Quando há um ancião em casa

Agente Secreta Renascida na Escola A velha ovelha que se alimenta de pasto 2437 palavras 2026-03-04 18:01:19

Capítulo Vinte e Dois

Como não haviam comido durante a reunião, ao voltarem para casa, Wang Fengying logo começou a preparar o jantar no quintal. Mo Zihan ajudou a colocar a mesa e as cadeiras no pátio, enquanto Mo Junbao trouxe um banquinho e se sentou na porta, fumando um cigarro com ar satisfeito, como se o encontro em família daquele dia não tivesse afetado seu humor.

— O mais velho e o do meio não valem nada! Essa gente não suporta ver a nossa família prosperar! — Mo Junbao soltou a fumaça e resmungou, fazendo pouco caso.

Wang Fengying colocou os pratos prontos de lado e jogou os vegetais lavados na panela.

— Você devia sossegar! Ficamos ricos de repente, quem não ficaria com inveja? E pare de se exibir tanto, cuidado para não despertar a cobiça dos outros!

— Cobiça? — Mo Junbao deu uma risadinha. — Quero ver quem é que tem coragem! Estaria pedindo para morrer!
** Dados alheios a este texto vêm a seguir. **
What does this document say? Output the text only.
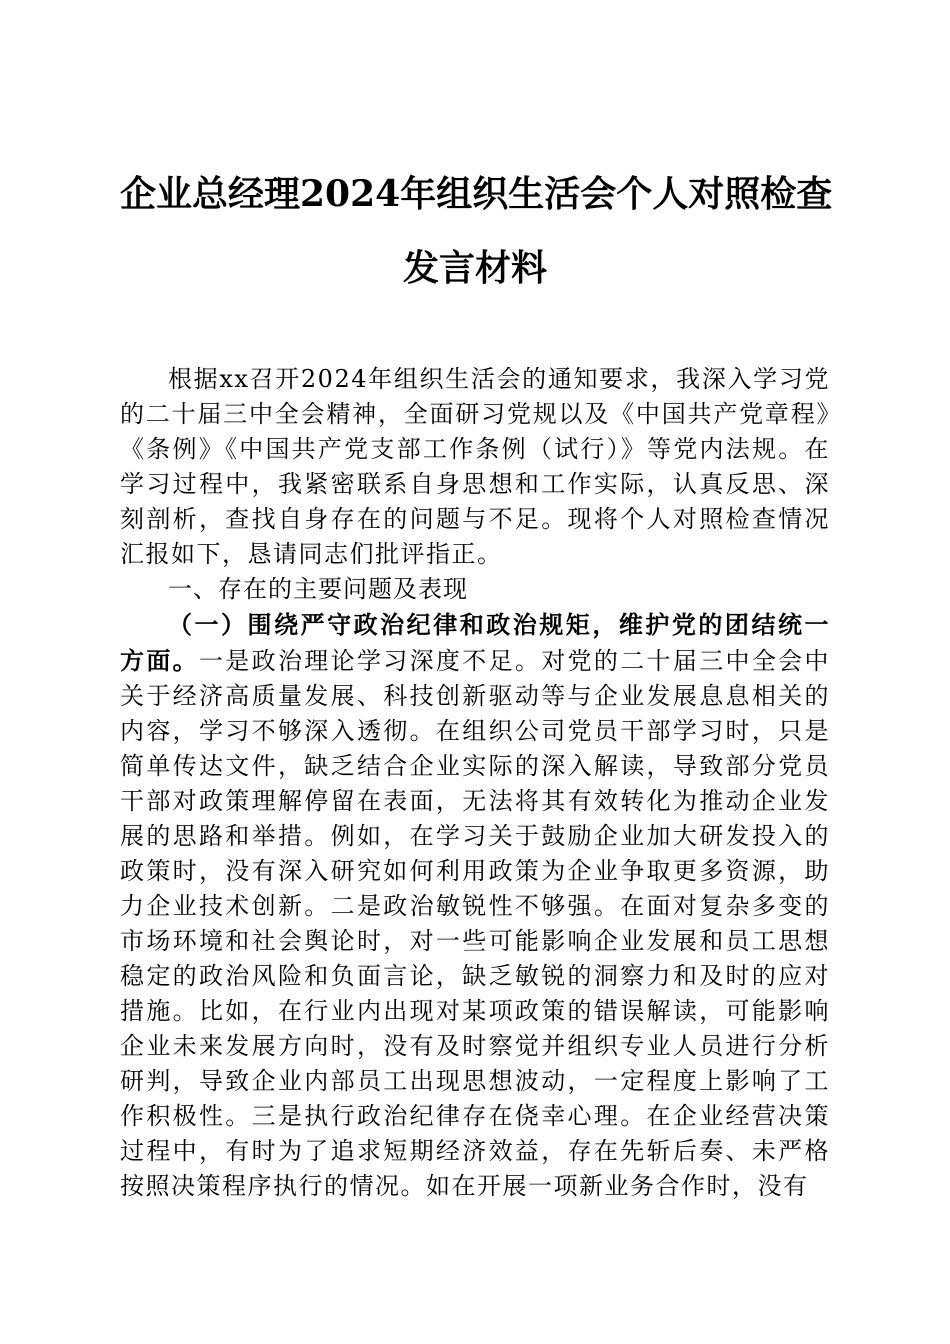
企业总经理2024年组织生活会个人对照检查

发言材料

根据xx召开2024年组织生活会的通知要求，我深入学习党的二十届三中全会精神，全面研习党规以及《中国共产党章程》《条例》《中国共产党支部工作条例（试行）》等党内法规。在学习过程中，我紧密联系自身思想和工作实际，认真反思、深刻剖析，查找自身存在的问题与不足。现将个人对照检查情况汇报如下，恳请同志们批评指正。

一、存在的主要问题及表现

（一）围绕严守政治纪律和政治规矩，维护党的团结统一方面。一是政治理论学习深度不足。对党的二十届三中全会中关于经济高质量发展、科技创新驱动等与企业发展息息相关的内容，学习不够深入透彻。在组织公司党员干部学习时，只是简单传达文件，缺乏结合企业实际的深入解读，导致部分党员干部对政策理解停留在表面，无法将其有效转化为推动企业发展的思路和举措。例如，在学习关于鼓励企业加大研发投入的政策时，没有深入研究如何利用政策为企业争取更多资源，助力企业技术创新。二是政治敏锐性不够强。在面对复杂多变的市场环境和社会舆论时，对一些可能影响企业发展和员工思想稳定的政治风险和负面言论，缺乏敏锐的洞察力和及时的应对措施。比如，在行业内出现对某项政策的错误解读，可能影响企业未来发展方向时，没有及时察觉并组织专业人员进行分析研判，导致企业内部员工出现思想波动，一定程度上影响了工作积极性。三是执行政治纪律存在侥幸心理。在企业经营决策过程中，有时为了追求短期经济效益，存在先斩后奏、未严格按照决策程序执行的情况。如在开展一项新业务合作时，没有
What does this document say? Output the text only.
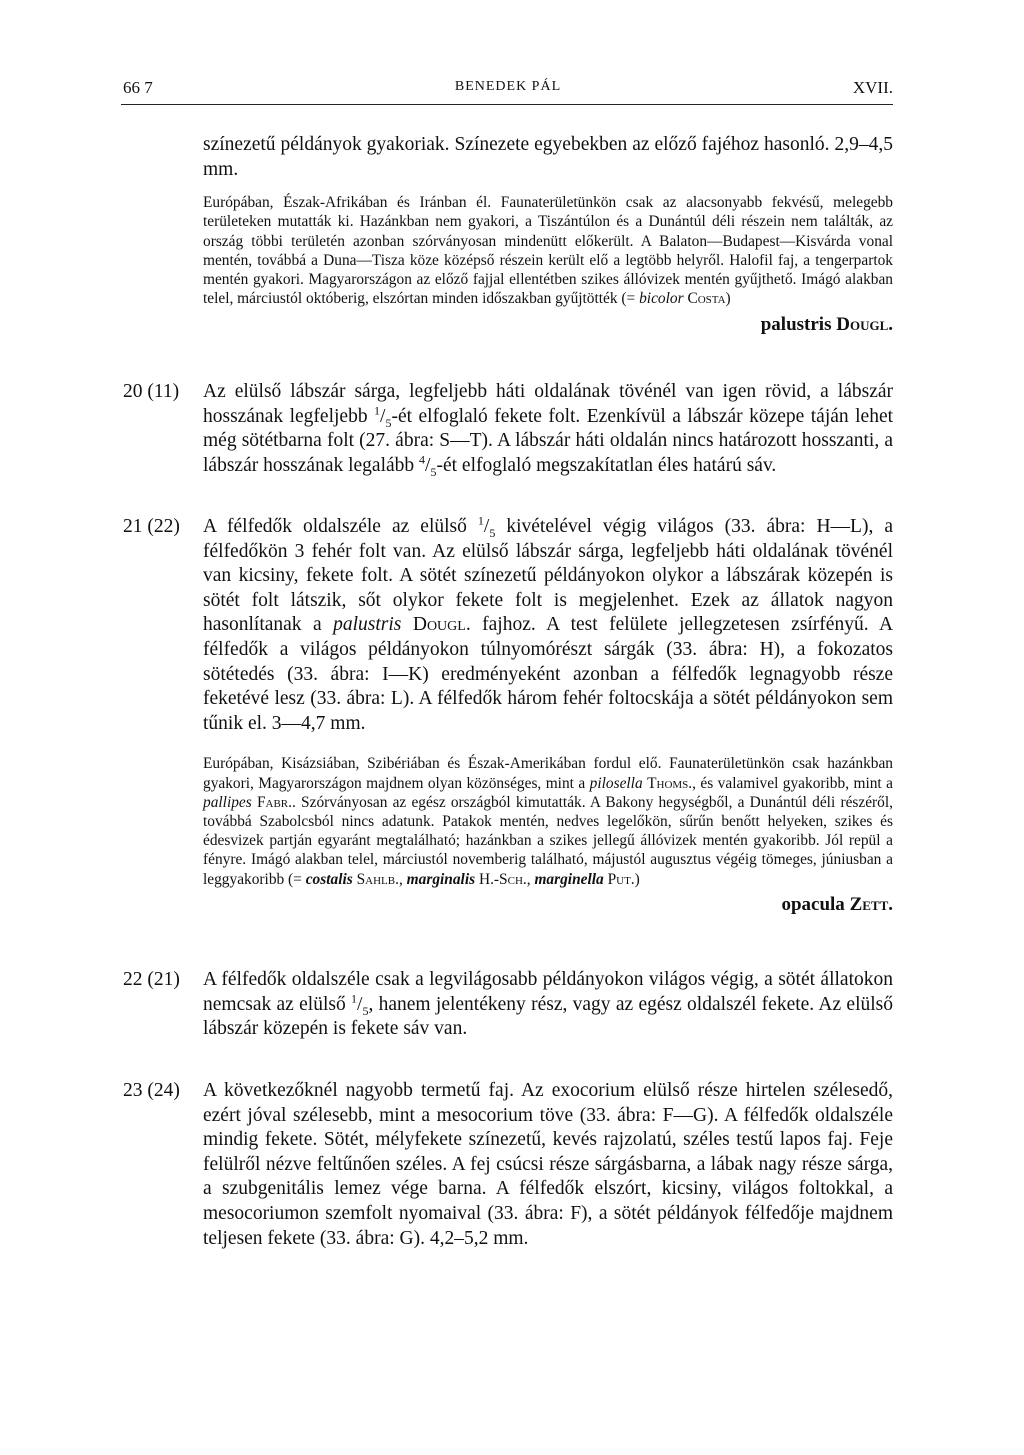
66 7	BENEDEK PÁL	XVII.

színezetű példányok gyakoriak. Színezete egyebekben az előző fajéhoz hasonló. 2,9–4,5 mm.

Európában, Észak-Afrikában és Iránban él. Faunaterületünkön csak az alacsonyabb fekvésű, melegebb területeken mutatták ki. Hazánkban nem gyakori, a Tiszántúlon és a Dunántúl déli részein nem találták, az ország többi területén azonban szórványosan mindenütt előkerült. A Balaton—Budapest—Kisvárda vonal mentén, továbbá a Duna—Tisza köze középső részein került elő a legtöbb helyről. Halofil faj, a tengerpartok mentén gyakori. Magyarországon az előző fajjal ellentétben szikes állóvizek mentén gyűjthető. Imágó alakban telel, márciustól októberig, elszórtan minden időszakban gyűjtötték (= bicolor Costa)

palustris Dougl.

20 (11) Az elülső lábszár sárga, legfeljebb háti oldalának tövénél van igen rövid, a lábszár hosszának legfeljebb $^1/_5-ét$ elfoglaló fekete folt. Ezenkívül a lábszár közepe táján lehet még sötétbarna folt (27. ábra: S—T). A lábszár háti oldalán nincs határozott hosszanti, a lábszár hosszának legalább $^4/_5-ét$ elfoglaló megszakítatlan éles határú sáv.

21 (22) A félfedők oldalszéle az elülső $^1/_5$ kivételével végig világos (33. ábra: H—L), a félfedőkön 3 fehér folt van. Az elülső lábszár sárga, legfeljebb háti oldalának tövénél van kicsiny, fekete folt. A sötét színezetű példányokon olykor a lábszárak közepén is sötét folt látszik, sőt olykor fekete folt is megjelenhet. Ezek az állatok nagyon hasonlítanak a palustris Dougl. fajhoz. A test felülete jellegzetesen zsírfényű. A félfedők a világos példányokon túlnyomórészt sárgák (33. ábra: H), a fokozatos sötétedés (33. ábra: I—K) eredményeként azonban a félfedők legnagyobb része feketévé lesz (33. ábra: L). A félfedők három fehér foltocskája a sötét példányokon sem tűnik el. 3—4,7 mm.

Európában, Kisázsiában, Szibériában és Észak-Amerikában fordul elő. Faunaterületünkön csak hazánkban gyakori, Magyarországon majdnem olyan közönséges, mint a pilosella Thoms., és valamivel gyakoribb, mint a pallipes Fabr.. Szórványosan az egész országból kimutatták. A Bakony hegységből, a Dunántúl déli részéről, továbbá Szabolcsból nincs adatunk. Patakok mentén, nedves legelőkön, sűrűn benőtt helyeken, szikes és édesvizek partján egyaránt megtalálható; hazánkban a szikes jellegű állóvizek mentén gyakoribb. Jól repül a fényre. Imágó alakban telel, márciustól novemberig található, májustól augusztus végéig tömeges, júniusban a leggyakoribb (= costalis Sahlb., marginalis H.-Sch., marginella Put.)

opacula Zett.

22 (21) A félfedők oldalszéle csak a legvilágosabb példányokon világos végig, a sötét állatokon nemcsak az elülső $^1/_5$, hanem jelentékeny rész, vagy az egész oldalszél fekete. Az elülső lábszár közepén is fekete sáv van.

23 (24) A következőknél nagyobb termetű faj. Az exocorium elülső része hirtelen szélesedő, ezért jóval szélesebb, mint a mesocorium töve (33. ábra: F—G). A félfedők oldalszéle mindig fekete. Sötét, mélyfekete színezetű, kevés rajzolatú, széles testű lapos faj. Feje felülről nézve feltűnően széles. A fej csúcsi része sárgásbarna, a lábak nagy része sárga, a szubgenitális lemez vége barna. A félfedők elszórt, kicsiny, világos foltokkal, a mesocoriumon szemfolt nyomaival (33. ábra: F), a sötét példányok félfedője majdnem teljesen fekete (33. ábra: G). 4,2–5,2 mm.
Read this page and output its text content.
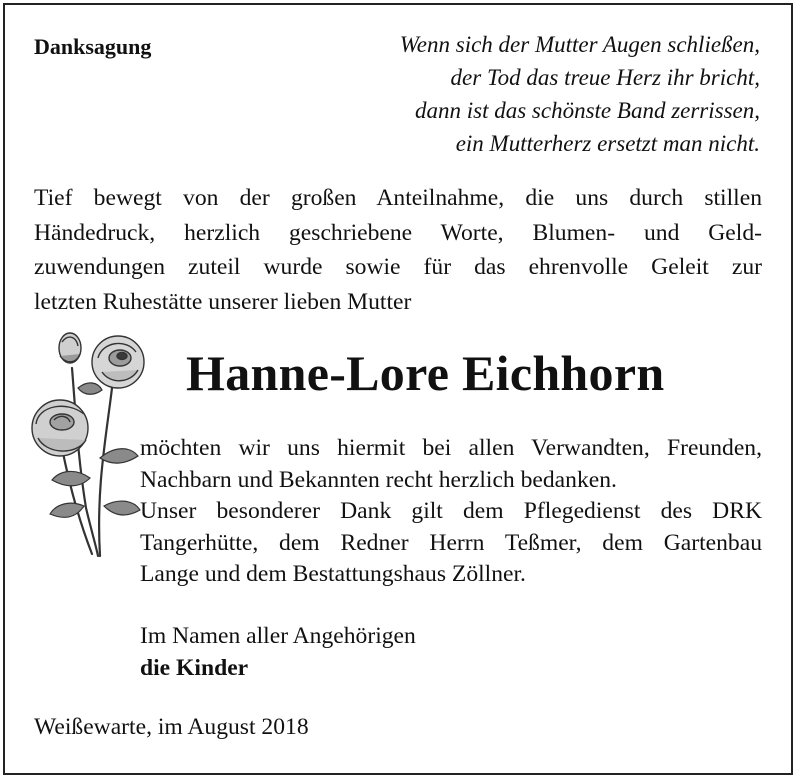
Danksagung	Wenn sich der Mutter Augen schließen,
der Tod das treue Herz ihr bricht,
dann ist das schönste Band zerrissen,
ein Mutterherz ersetzt man nicht.
Tief bewegt von der großen Anteilnahme, die uns durch stillen
Händedruck, herzlich geschriebene Worte, Blumen- und Geld-
zuwendungen zuteil wurde sowie für das ehrenvolle Geleit zur
letzten Ruhestätte unserer lieben Mutter
Hanne-Lore Eichhorn
möchten wir uns hiermit bei allen Verwandten, Freunden,
Nachbarn und Bekannten recht herzlich bedanken.
Unser besonderer Dank gilt dem Pflegedienst des DRK
Tangerhütte, dem Redner Herrn Teßmer, dem Gartenbau
Lange und dem Bestattungshaus Zöllner.
Im Namen aller Angehörigen
die Kinder
Weißewarte, im August 2018
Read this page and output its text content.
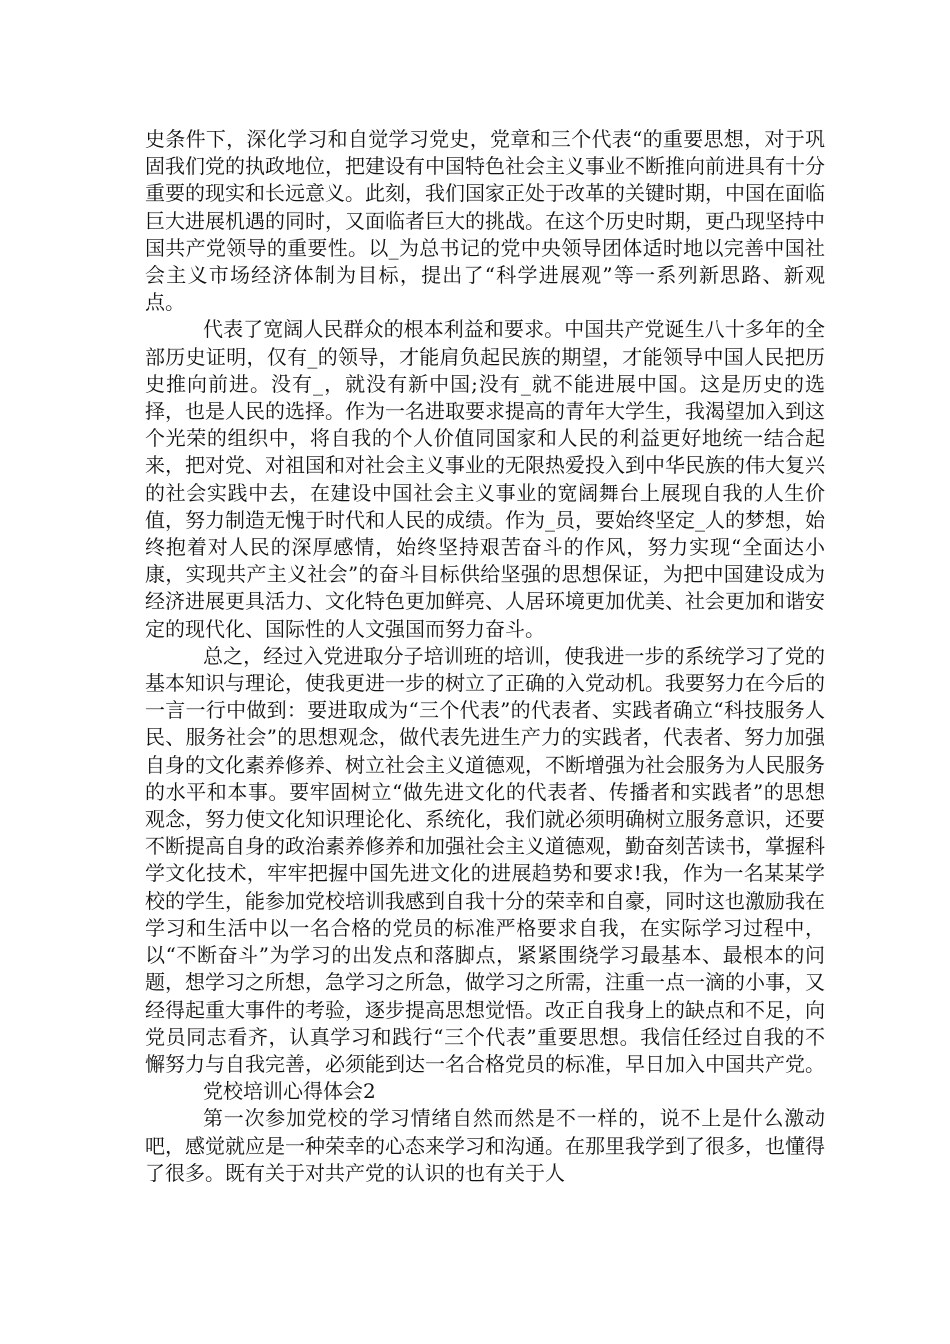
史条件下，深化学习和自觉学习党史，党章和三个代表“的重要思想，对于巩固我们党的执政地位，把建设有中国特色社会主义事业不断推向前进具有十分重要的现实和长远意义。此刻，我们国家正处于改革的关键时期，中国在面临巨大进展机遇的同时，又面临者巨大的挑战。在这个历史时期，更凸现坚持中国共产党领导的重要性。以_为总书记的党中央领导团体适时地以完善中国社会主义市场经济体制为目标，提出了“科学进展观”等一系列新思路、新观点。

代表了宽阔人民群众的根本利益和要求。中国共产党诞生八十多年的全部历史证明，仅有_的领导，才能肩负起民族的期望，才能领导中国人民把历史推向前进。没有_，就没有新中国;没有_就不能进展中国。这是历史的选择，也是人民的选择。作为一名进取要求提高的青年大学生，我渴望加入到这个光荣的组织中，将自我的个人价值同国家和人民的利益更好地统一结合起来，把对党、对祖国和对社会主义事业的无限热爱投入到中华民族的伟大复兴的社会实践中去，在建设中国社会主义事业的宽阔舞台上展现自我的人生价值，努力制造无愧于时代和人民的成绩。作为_员，要始终坚定_人的梦想，始终抱着对人民的深厚感情，始终坚持艰苦奋斗的作风，努力实现“全面达小康，实现共产主义社会”的奋斗目标供给坚强的思想保证，为把中国建设成为经济进展更具活力、文化特色更加鲜亮、人居环境更加优美、社会更加和谐安定的现代化、国际性的人文强国而努力奋斗。

总之，经过入党进取分子培训班的培训，使我进一步的系统学习了党的基本知识与理论，使我更进一步的树立了正确的入党动机。我要努力在今后的一言一行中做到：要进取成为“三个代表”的代表者、实践者确立“科技服务人民、服务社会”的思想观念，做代表先进生产力的实践者，代表者、努力加强自身的文化素养修养、树立社会主义道德观，不断增强为社会服务为人民服务的水平和本事。要牢固树立“做先进文化的代表者、传播者和实践者”的思想观念，努力使文化知识理论化、系统化，我们就必须明确树立服务意识，还要不断提高自身的政治素养修养和加强社会主义道德观，勤奋刻苦读书，掌握科学文化技术，牢牢把握中国先进文化的进展趋势和要求!我，作为一名某某学校的学生，能参加党校培训我感到自我十分的荣幸和自豪，同时这也激励我在学习和生活中以一名合格的党员的标准严格要求自我，在实际学习过程中，以“不断奋斗”为学习的出发点和落脚点，紧紧围绕学习最基本、最根本的问题，想学习之所想，急学习之所急，做学习之所需，注重一点一滴的小事，又经得起重大事件的考验，逐步提高思想觉悟。改正自我身上的缺点和不足，向党员同志看齐，认真学习和践行“三个代表”重要思想。我信任经过自我的不懈努力与自我完善，必须能到达一名合格党员的标准，早日加入中国共产党。

党校培训心得体会2

第一次参加党校的学习情绪自然而然是不一样的，说不上是什么激动吧，感觉就应是一种荣幸的心态来学习和沟通。在那里我学到了很多，也懂得了很多。既有关于对共产党的认识的也有关于人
Wang Fengying suspirou, mexendo os legumes na frigideira. Conhecia bem o temperamento do marido: pouca competência, muita arrogância.

— O do meio é bem esperto, isso não vai acabar aqui. Mesmo que a mãe tenha dito que as cadeiras ficariam para a Zihan, essa gente não vai sossegar — lamentou Wang Fengying.

Mo Junbao olhou para a velha sentada à mesa esperando a comida e riu:

— Mãe, a senhora não está nada confusa! Na hora do aperto, é isso aqui que conta! — e levantou o polegar.

A idosa olhou para ele com olhos turvos e abaixou a cabeça.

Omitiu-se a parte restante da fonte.